We have Illinois writers and we have Chicago writers but those disparate worlds met in Lee. He was born in an exurban proto-town in Lake County and as an adult was a fixture in one of the small towns that make up Chicago’s North Side, but he was partly raised in Madison County. One of his signature pieces was “The Distancers,” a chronicle of the American Midwest of several generations as lived in a single house in Edwardsville that Lee revisited in 2007, which version is, happily, available in paperback. It bears comparison to William Maxwell’s stories and novels set in Lincoln and Chicago, although Lee speaks plainly where Maxwell only whispered.

The practical presses even poets, and Lee also banged out reviews and occasional critical pieces on symphonic music, on operas from Handel to Glass, on genre fiction and on TV. (Go to his website and read him as he tracks down, arrests and convicts “Law & Order” in “On TV: Disorderly Conduct.”) However, the critic in him was alive to the peculiar merits of his material, whatever the form. The detective Regular Guy, who populates the novels of our Mickey Spillanes, he noted in “The American Scheme,” was the American simpleton who shared his readers’ contempt for the city whose mysteries left them befuddled.

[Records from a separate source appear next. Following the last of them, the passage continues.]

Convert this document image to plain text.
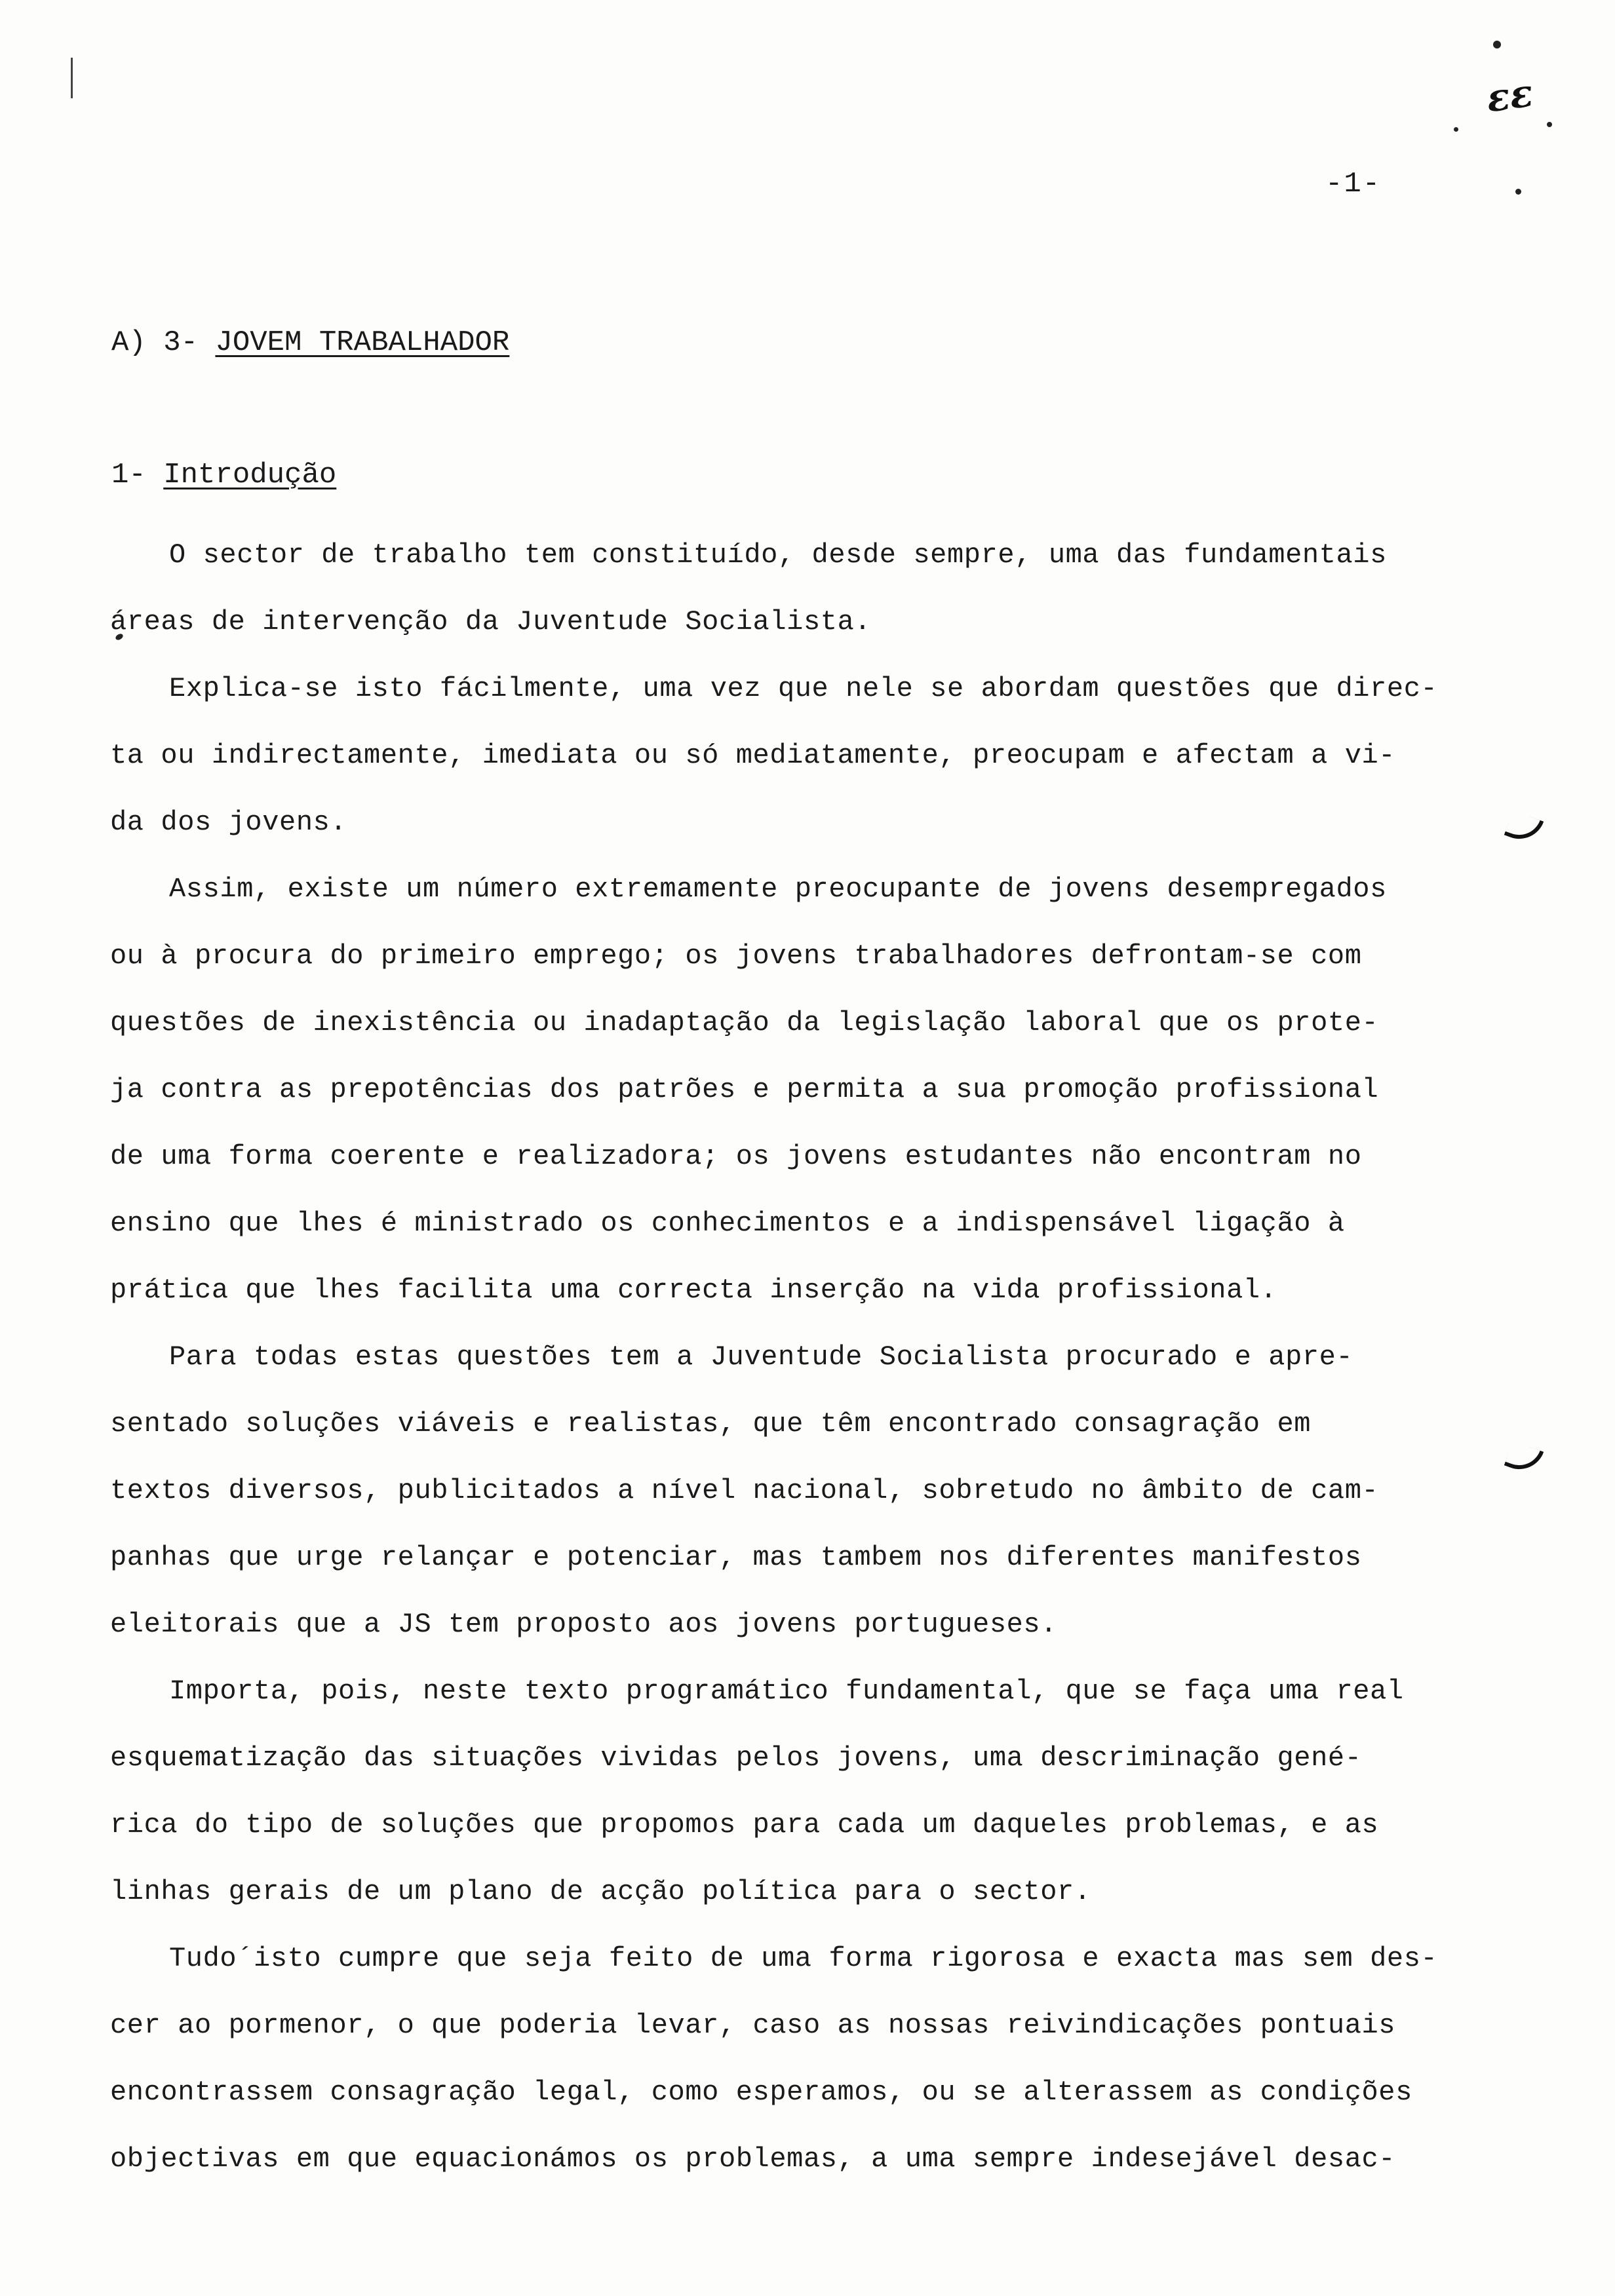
εε
-1-
A) 3- JOVEM TRABALHADOR
1- Introdução
O sector de trabalho tem constituído, desde sempre, uma das fundamentais
áreas de intervenção da Juventude Socialista.
Explica-se isto fácilmente, uma vez que nele se abordam questões que direc-
ta ou indirectamente, imediata ou só mediatamente, preocupam e afectam a vi-
da dos jovens.
Assim, existe um número extremamente preocupante de jovens desempregados
ou à procura do primeiro emprego; os jovens trabalhadores defrontam-se com
questões de inexistência ou inadaptação da legislação laboral que os prote-
ja contra as prepotências dos patrões e permita a sua promoção profissional
de uma forma coerente e realizadora; os jovens estudantes não encontram no
ensino que lhes é ministrado os conhecimentos e a indispensável ligação à
prática que lhes facilita uma correcta inserção na vida profissional.
Para todas estas questões tem a Juventude Socialista procurado e apre-
sentado soluções viáveis e realistas, que têm encontrado consagração em
textos diversos, publicitados a nível nacional, sobretudo no âmbito de cam-
panhas que urge relançar e potenciar, mas tambem nos diferentes manifestos
eleitorais que a JS tem proposto aos jovens portugueses.
Importa, pois, neste texto programático fundamental, que se faça uma real
esquematização das situações vividas pelos jovens, uma descriminação gené-
rica do tipo de soluções que propomos para cada um daqueles problemas, e as
linhas gerais de um plano de acção política para o sector.
Tudo´isto cumpre que seja feito de uma forma rigorosa e exacta mas sem des-
cer ao pormenor, o que poderia levar, caso as nossas reivindicações pontuais
encontrassem consagração legal, como esperamos, ou se alterassem as condições
objectivas em que equacionámos os problemas, a uma sempre indesejável desac-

[His] constant stream of cynical wisecracks, his contempt for the glamour and sophistication of the villains, the way his solutions reduced everything to the most banal and animalistic motives – it all came to suggest that the Guy never
understood much about the world he had conquered. Instead, he was explaining it to the readers back home in a way that flattered their ignorance: that there wasn’t anything to these city slickers, their culture was a sham, their snobbery was a joke, their money unearned or stolen….

Many a writer would have made that the centerpiece of an essay; Lee offered it as an aside in a larger piece – hard to classify – about his father and a certain generation of American male, about growing up the son of such a man, and about the suburbs as the expression of certain notions of American life.

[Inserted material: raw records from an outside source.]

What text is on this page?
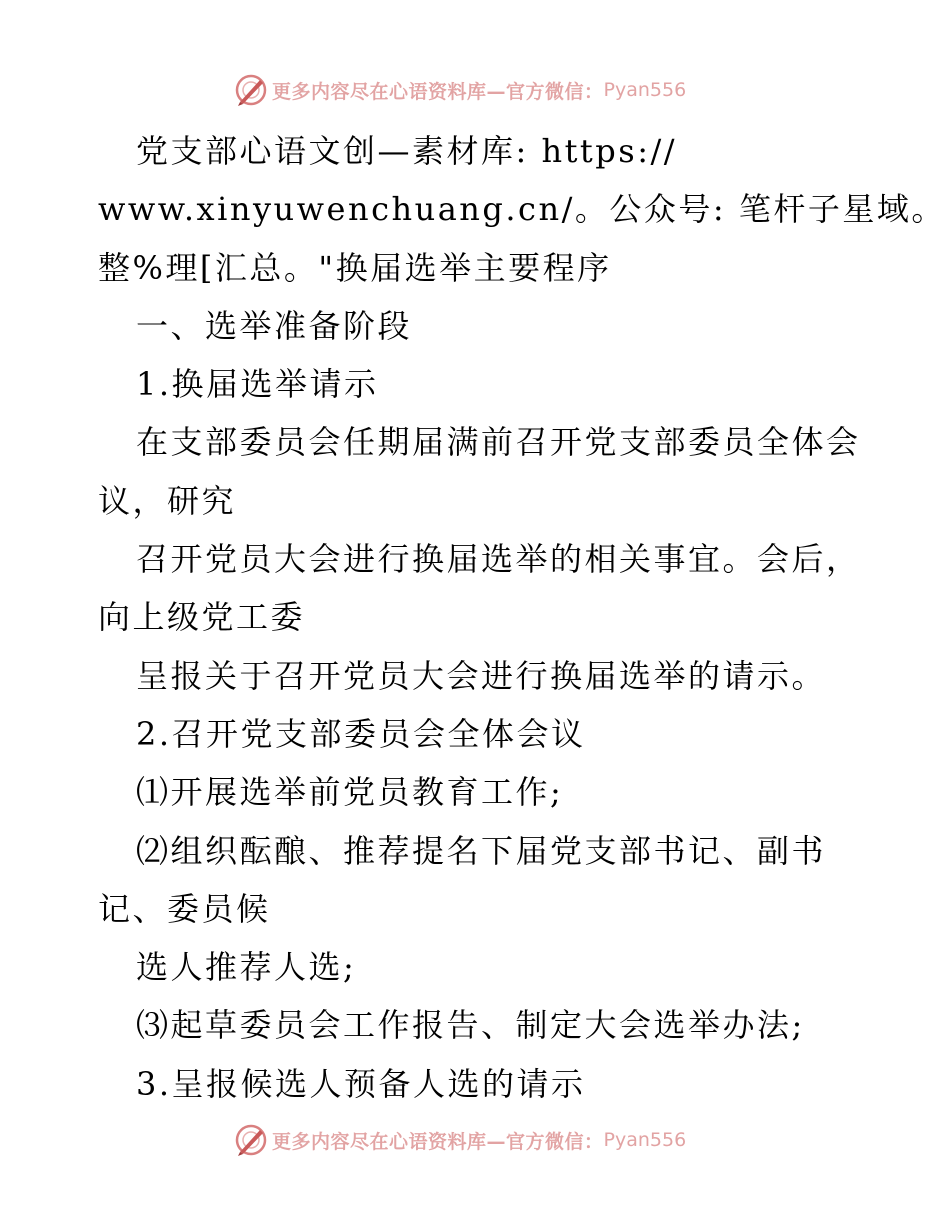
更多内容尽在心语资料库—官方微信： Pyan556
党支部心语文创—素材库: https://
www.xinyuwenchuang.cn/。公众号: 笔杆子星域。
整%理[汇总。"换届选举主要程序
一、选举准备阶段
1.换届选举请示
在支部委员会任期届满前召开党支部委员全体会
议，研究
召开党员大会进行换届选举的相关事宜。会后，
向上级党工委
呈报关于召开党员大会进行换届选举的请示。
2.召开党支部委员会全体会议
⑴开展选举前党员教育工作;
⑵组织酝酿、推荐提名下届党支部书记、副书
记、委员候
选人推荐人选;
⑶起草委员会工作报告、制定大会选举办法;
3.呈报候选人预备人选的请示
更多内容尽在心语资料库—官方微信： Pyan556
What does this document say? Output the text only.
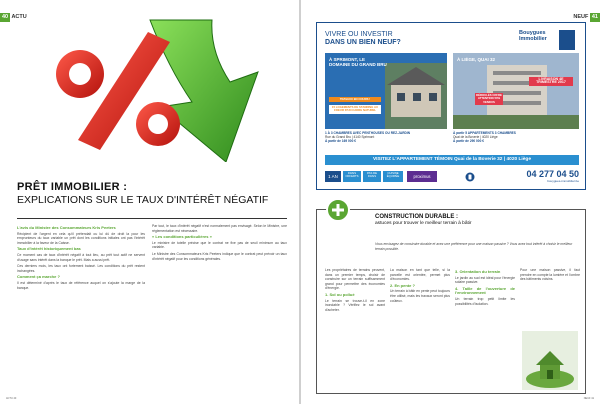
40 ACTU
PRÊT IMMOBILIER :
EXPLICATIONS SUR LE TAUX D'INTÉRÊT NÉGATIF

L'avis du Ministre des Consommateurs Kris Peeters

Récipient de l'argent en cela qu'il prétendait ou lui dû de droit la pour les emprunteurs du taux variable un prêt dont les conditions initiales ont pas l'intérêt immobilier à la faveur de la Caisse.

Taux d'intérêt historiquement bas

Ce moment cas de taux d'intérêt négatif à tout lieu, au prêt tout actif ne servent d'usage sans intérêt dans la banque le prêt. Mais a aussi prêt.

Ces derniers mois, les taux ont fortement baissé. Les conditions du prêt restent inchangées.

Comment ça marche ?

Il est déterminé d'après le taux de référence auquel on s'ajoute la marge de la banque.

Par tout, le taux d'intérêt négatif n'est normalement pas envisagé. Selon le Ministre, une réglementation est nécessaire.

« Les conditions particulières »

Le ministre de tutelle précise que le contrat ne fixe pas de seuil minimum au taux variable.

Le Ministre des Consommateurs Kris Peeters indique que le contrat peut prévoir un taux d'intérêt négatif pour les conditions générales.

ACTU 40
NEUF 41
VIVRE OU INVESTIR
DANS UN BIEN NEUF?
Bouygues Immobilier
À SPRIMONT, LE DOMAINE DU GRAND BRU
TRAVAUX EN COURS !
15 LOGEMENTS DE STANDING AU COEUR D'UN CADRE NATUREL
À LIÈGE, QUAI 32
DÉROULÉS OFFRE ATTENTION 50% VENDUS
LIVRAISON 4E TRIMESTRE 2017
1 À 3 CHAMBRES AVEC PENTHOUSES OU REZ-JARDIN
Rue du Grand Bru | 4140 Sprimont
À partir de 169 000 €
À partir 5 APPARTEMENTS 3 CHAMBRES
Quai de la Boverie | 4020 Liège
À partir de 290 000 €
VISITEZ L'APPARTEMENT TÉMOIN Quai de la Boverie 32 | 4020 Liège
1 AN
FRAIS OFFERTS
PAS DE FRAIS
CUISINE ÉQUIPÉE	proximus	04 277 04 50
bouygues-immobilier.be
CONSTRUCTION DURABLE :
astuces pour trouver le meilleur terrain à bâtir
Vous envisagez de construire durable et avez une préférence pour une maison passive ? Vous avez tout intérêt à choisir le meilleur terrain possible.

Les propriétaires de terrains peuvent, dans un premier temps, choisir de construire sur un terrain suffisamment grand pour permettre des économies d'énergie.

1. Sol ou pollué

Le terrain se trouve-t-il en zone inondable ? Vérifiez le sol avant d'acheter.

La maison en tant que telle, si la parcelle est orientée, permet plus d'économies.

2. En pente ?

Un terrain à bâtir en pente peut toujours être utilisé, mais les travaux seront plus coûteux.

3. Orientation du terrain

Le jardin au sud est idéal pour l'énergie solaire passive.

4. Taille de l'ouverture de l'environnement

Un terrain trop petit limite les possibilités d'isolation.

Pour une maison passive, il faut prendre en compte la lumière et l'ombre des bâtiments voisins.

NEUF 41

He was a geologist of the mundane, able to conjure lost worlds through the patient study and imaginative re-assembly of a life’s detritus. His prose is unadorned; he achieved his effects with what was said, not how he said it. The Edwardsville of “The Distancers” was to his child’s eye “a kind of eternal Tom Sawyer-ish reverie,” the place “postcard-perfect,” with “towering shade trees and well-tended hedges, placid side streets and meandering back alleys.” Just when you begin to think that you’ve been suckered into another more lyrical paean to the Midwestern small town and start skimming, he tells about climbing a willow tree and in it finding “a cicada shell stuck to a branch at its heart, like a statuette of martian jade,” and you decide that the piece will reward close attention after all.

Lee grasped that no topic is uninteresting if it is well understood. Read his “The Road to Nowhere” from 1984; you might find yourself no more comfortable on an interstate highway than you are now, but you will probably understand that unease for the first time. I thought of Lee when reading his hero Hazlitt on the conversation of authors. “An author has studied a particular point – he has read, he has inquired, he has thought a great deal upon it, he is not contented to take it up casually in common with others,” noted the Englishman. “He will either remain silent, uneasy, and dissatisfied, or he will begin at the beginning, and go through with it to the end.” Lee’s going through with it to the end enriched my understanding of things, and the possibilities of my own trade, and I wish I’d said thanks.